Chef Bloc Maui is a culinary program that highlights cooperation and collaboration, not competition.

Left to right: Farmer Dave Fitch and Maui chefs Jeff Scheer, Isaac Bancaco and Sheldon Simeon join forces at Malama Farm in Haiku. Photos: courtesy of Isaac Bancaco/Taste Our Love for the Land,” 2015

In November 2014 we rolled out Chef Bloc Maui, a culinary program held at the Andaz Wailea Resort that honors and highlights cooperation and collaboration, not competition. Once a month, a dozen guests gather around a big marble table for a special dinner prepared by three different chefs working with the same ingredient. At the inaugural event, for example, chefs Jeff Scheer of Maui Executive Catering and Sheldon Simeon of Migrant Maui joined me in preparing Muscovy duck harvested at Mālama Farm in Ha‘ikū, Maui.

My gut feeling is this: If we can collectively come together, transparently and with our egos left at the door, united in the name of moving Hawai‘i’s culinary culture forward, not only will our Islands’ food be better overall, but farmers will grow better and grow more, ranchers will have better efficiency in their practice, promotional agencies will have more to market, guests will have more dining options and, in turn, our food industry will be sustainable.

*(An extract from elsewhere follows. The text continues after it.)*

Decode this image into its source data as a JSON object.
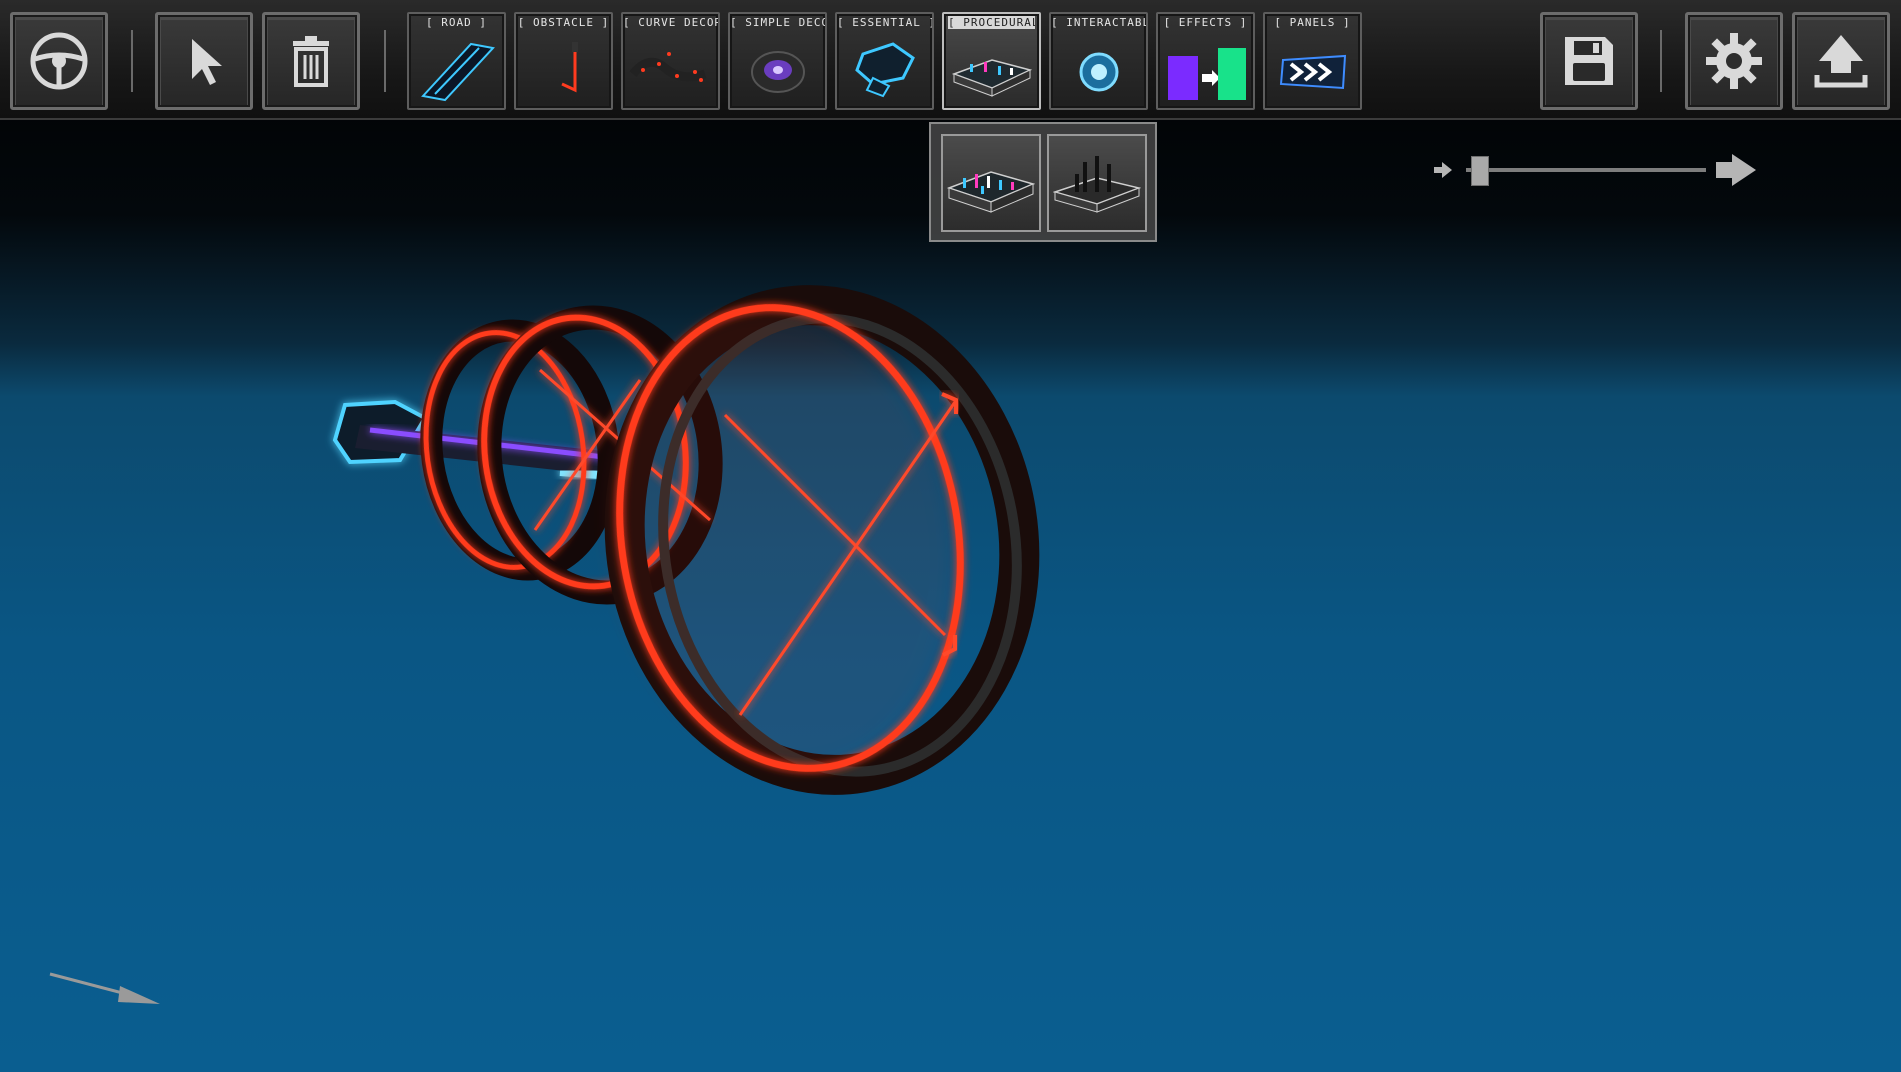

Kona Lobster with Black Pepper Butter and Mango Curd

Serves 4 (or 8 pupu style)  |  By Isaac Bancaco

Kona Lobster with Black Pepper Butter and Mango Curd

Serves 4 (or 8 pupu style)  |  By Isaac Bancaco

4 whole Kona lobster tails
3 ounces ali‘i (king oyster or eryngii) mushrooms, thinly sliced on the bias
4 ounces Cured Pork Belly (recipe follows)
16 tablespoons Kombu Stock (recipe follows)
16 tablespoons Black Pepper Butter (recipe follows)
2 ounces Mango Curd (recipe follows)
Fresh mango, diced, for garnish

Divide lobster tails by cutting between their natural segments. Swirl a little bit of oil in a large sauté pan on high heat. Add mushrooms, pork belly and lobster segments. Sauté until mushrooms are soft, lobster begins turning red and pork belly is semi-rendered. Deglaze with Kombu Stock and reduce by half. Add 2 tablespoons of Black Pepper Butter and whisk to emulsify. Toss lobster in pan to ensure each piece is coated with sauce. Taste and season with salt and pepper if necessary. Remove from the heat.

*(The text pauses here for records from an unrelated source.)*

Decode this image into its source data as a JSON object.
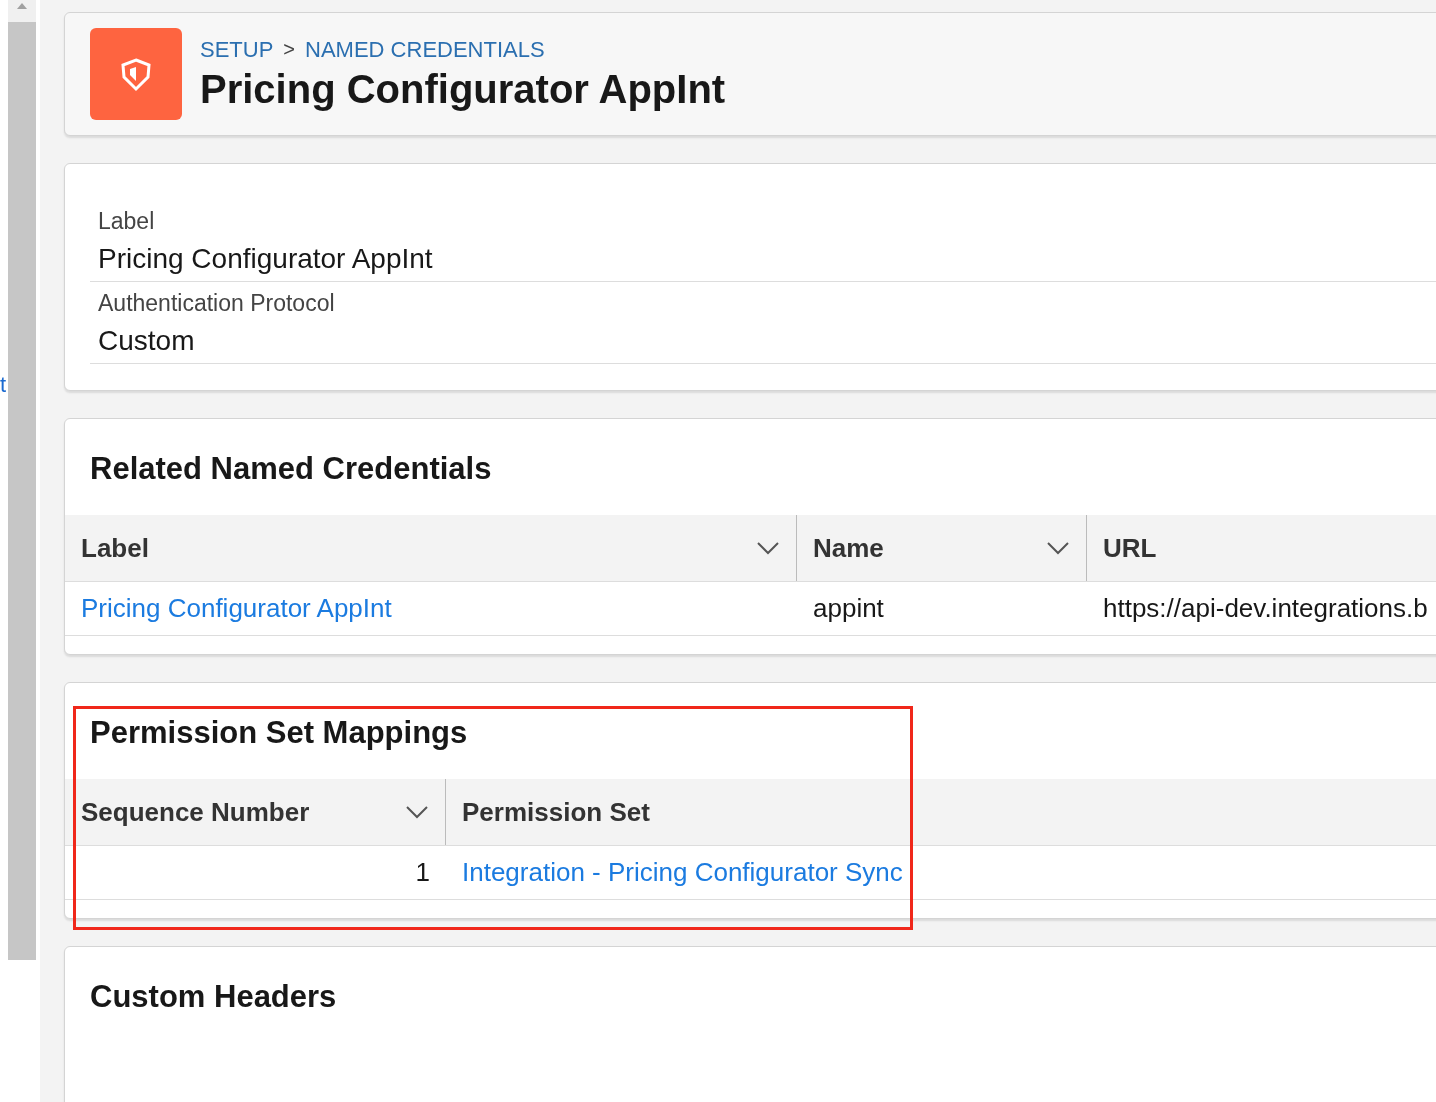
{
  "left_edge_text": "t",
  "header": {
    "breadcrumb": [
      {
        "label": "SETUP"
      },
      {
        "label": "NAMED CREDENTIALS"
      }
    ],
    "separator": ">",
    "title": "Pricing Configurator AppInt"
  },
  "details": [
    {
      "label": "Label",
      "value": "Pricing Configurator AppInt"
    },
    {
      "label": "Authentication Protocol",
      "value": "Custom"
    }
  ],
  "sections": [
    {
      "title": "Related Named Credentials",
      "highlighted": false,
      "table": {
        "columns": [
          {
            "label": "Label",
            "sortable": true
          },
          {
            "label": "Name",
            "sortable": true
          },
          {
            "label": "URL",
            "sortable": false
          }
        ],
        "rows": [
          [
            {
              "text": "Pricing Configurator AppInt",
              "kind": "link"
            },
            {
              "text": "appint",
              "kind": "text"
            },
            {
              "text": "https://api-dev.integrations.b",
              "kind": "text"
            }
          ]
        ]
      }
    },
    {
      "title": "Permission Set Mappings",
      "highlighted": true,
      "table": {
        "columns": [
          {
            "label": "Sequence Number",
            "sortable": true
          },
          {
            "label": "Permission Set",
            "sortable": false
          }
        ],
        "rows": [
          [
            {
              "text": "1",
              "kind": "number"
            },
            {
              "text": "Integration - Pricing Configurator Sync",
              "kind": "link"
            }
          ]
        ]
      }
    },
    {
      "title": "Custom Headers",
      "highlighted": false
    }
  ]
}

To serve, place lobster pieces on a large plate, pour sauce, pork belly and mushrooms over the top. Garnish with Mango Curd and fresh mango.

Cured Pork Belly
1 pound pork belly
1 cup salt
½ cup brown sugar
4 sprigs thyme (leaves removed)

Combine all ingredients, except for pork belly, and mix well. Heavily coat the pork belly with the dry brine mixture, and let sit for 12 to 18 hours in the refrigerator. Once pork is cured, rinse excess brine off, and pat dry. Place in a convection oven at 300°F for 1½ to 2 hours until semi-tender. Cool on a rack and refrigerate. Once chilled through, chop into medium dice.

Mango Curd
8 tablespoons mango puree
4 egg yolks
¼ cup water
8 tablespoons sugar
Pinch of salt
2 lemons, juice only

In a double broiler, combine all ingredients and whisk vigorously until a smooth consistency is reached. The eggs should cook and no longer have a loose texture.

Kombu Stock
1 gallon water
4 cups mirepoix*
2 pieces kombu (dried kelp), 6 inches by 8 inches each
3 sprigs thyme

*2 parts onion, 1 part carrot and 1 part celery, roughly chopped

Bring all ingredients to a boil, simmer for 45 minutes, let cool and strain.

Black Pepper Butter
3 pounds butter, tempered
¾ cup minced garlic
¾ cup minced shallot
½ cup freshly ground black pepper
½ cup fish sauce
1½ cups white wine
½ cup minced chives
½ cup minced parsley
6 lemons, zested

In a sauté pan, sauté garlic and shallots in 2 tablespoons of butter. (Store leftover butter in refrigerator for future use.) Add in black pepper and continue sautéing until toasted. Deglaze with white wine and fish sauce. Reduce by half. Remove from heat and cool. Meanwhile, in a stand mixer, cream the butter with chives, parsley and lemon zest. Add in the cooled black pepper mixture until evenly incorporated.